I decided to take the basic idea for a spin, but to vegefy it by taking out the chicken and adding in roasted butternut squash and marinated, baked tofu in its stead.  Fantastic, it turns out.

This is going to look, again, like a lot of steps.  But if you have a food processor or a decent blender it really takes very little time and effort, and not too many dishes to wash.  I’ll break it down into two big “steps” so that the ingredients don’t all muddle together.

Step 1:

Ingredients
-1 package extra firm tofu
-1 medium butternut squash, peeled and cubed into .5″ pieces
-2 T olive oil
-3 chiles (I had Thai chiles leftover, so I used those, but you can use whatever you prefer)
-2 limes, juiced
-1 t paprika
-1 t ground cumin
-.5 t ground coriander
-.25 t ground cinnamon
-2 shallots, chopped
-4 cloves garlic, chopped
-1 inch fresh ginger, peeled and chopped
-.5 C greek yogurt or vegan coconut yogurt

Method
-Drain your tofu and place on a paper toweled plate, under a light weight for an hour to drain out much of the liquid.  Dice into 1″ cubes

Before baking

-Preheat oven to 400 F
-In a blender, combine all of the rest of the ingredients until they form a smooth paste

Roasted squash

-Toss with cubed tofu, spread on lined baking sheet, and bake for 20 minutes, or until just starting to turn golden in color.
-Meanwhile, in the same oven, roast the cubed squash with a little bit of olive oil until tender

Step 2:

After baking

Ingredients
-1 14 oz can diced tomatoes
-1 T tomato paste (use the stuff in the tube to avoid waste)
-.25 C cilantro, stemmed
-1 inch fresh ginger, peeled and chopped
-.5 lime, juiced
-1 t cumin
-.5 t coriander
-1 t garam masala
-1 t sugar
-2 T olive oil
-1 medium onion, diced
-10 curry leaves (omit if you can’t find them, but they add a wonderful nutty quality)
-3 medium carrots, peeled and diced
-.5 bag frozen peas
-.5 C heavy cream or full-fat coconut milk

Method
-Heat oil in a wok over medium high heat until hot but not smoking.  Add curry leaves, onions, and carrots and saute until just tender and fragrant.

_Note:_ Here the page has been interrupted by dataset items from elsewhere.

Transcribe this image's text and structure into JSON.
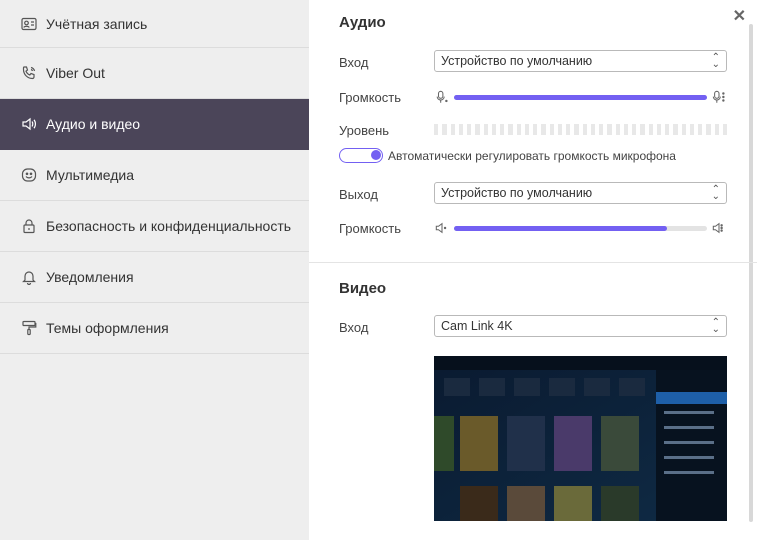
{
  "sidebar": {
    "items": [
      {
        "label": "Учётная запись",
        "icon": "account-card-icon",
        "active": false
      },
      {
        "label": "Viber Out",
        "icon": "phone-icon",
        "active": false
      },
      {
        "label": "Аудио и видео",
        "icon": "speaker-icon",
        "active": true
      },
      {
        "label": "Мультимедиа",
        "icon": "smiley-icon",
        "active": false
      },
      {
        "label": "Безопасность и конфиденциальность",
        "icon": "lock-icon",
        "active": false
      },
      {
        "label": "Уведомления",
        "icon": "bell-icon",
        "active": false
      },
      {
        "label": "Темы оформления",
        "icon": "paint-roller-icon",
        "active": false
      }
    ]
  },
  "audio": {
    "title": "Аудио",
    "input_label": "Вход",
    "input_value": "Устройство по умолчанию",
    "input_volume_label": "Громкость",
    "input_volume_percent": 100,
    "level_label": "Уровень",
    "auto_adjust_label": "Автоматически регулировать громкость микрофона",
    "auto_adjust_on": true,
    "output_label": "Выход",
    "output_value": "Устройство по умолчанию",
    "output_volume_label": "Громкость",
    "output_volume_percent": 84
  },
  "video": {
    "title": "Видео",
    "input_label": "Вход",
    "input_value": "Cam Link 4K"
  },
  "colors": {
    "accent": "#7360f2",
    "sidebar_bg": "#eeeeee",
    "sidebar_active_bg": "#4b4559"
  }
}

This will make your house smell gorgeous.  The curry leaves are the key.

-In the same blender, blend together the tomatoes, paste, cilantro, ginger, lime juice, spices and sugar

Spice paste

-When the veggies are just tender, add in the tomato mixture and simmer over medium low heat for about 10 minutes.  During the last two minutes of cooking, add frozen peas and continue to simmer until warmed through.  Add salt to taste.

Before cream.  Tasty, but not very smooth.

-Turn down to low heat and stir in cream.  Taste for salt once more.

Mmmm.  Creamy.  Pick out the curry leaves if you wish.

-Stir in the tofu and squash at the end to finish it up.

Serve over basmati rice (I added some turmeric to the rice for fragrance, color, and flavor.  And to prevent myself from pouring sweetened condensed milk on the leftovers like a giant fatty).  Naan wouldn’t go amiss, either.

Peaceful snack

This curry is everything you want out of good Indian takeout.  It’s got the traditional curry flavors, a bit of spice, and lots of comforting, warm flavors.  If you simply can’t abide by tofu, just use a combination of pumpkin and butternut.  Or use chicken. Whatever you decide to do can’t really be wrong with such a winning, effortless pairing of complex flavors.

I’m pretty sure that the Brits would think you were a genius for preparing this food, and Indians probably wouldn’t even laugh at you too hard for calling it Indian food.  That’s how good it is.  And it takes well under an hour to prepare, even with the rice.

And it’s peaceful.  Like Indian people.  Or not.  Because they’re all individuals.  Individuals who are really nice to cows.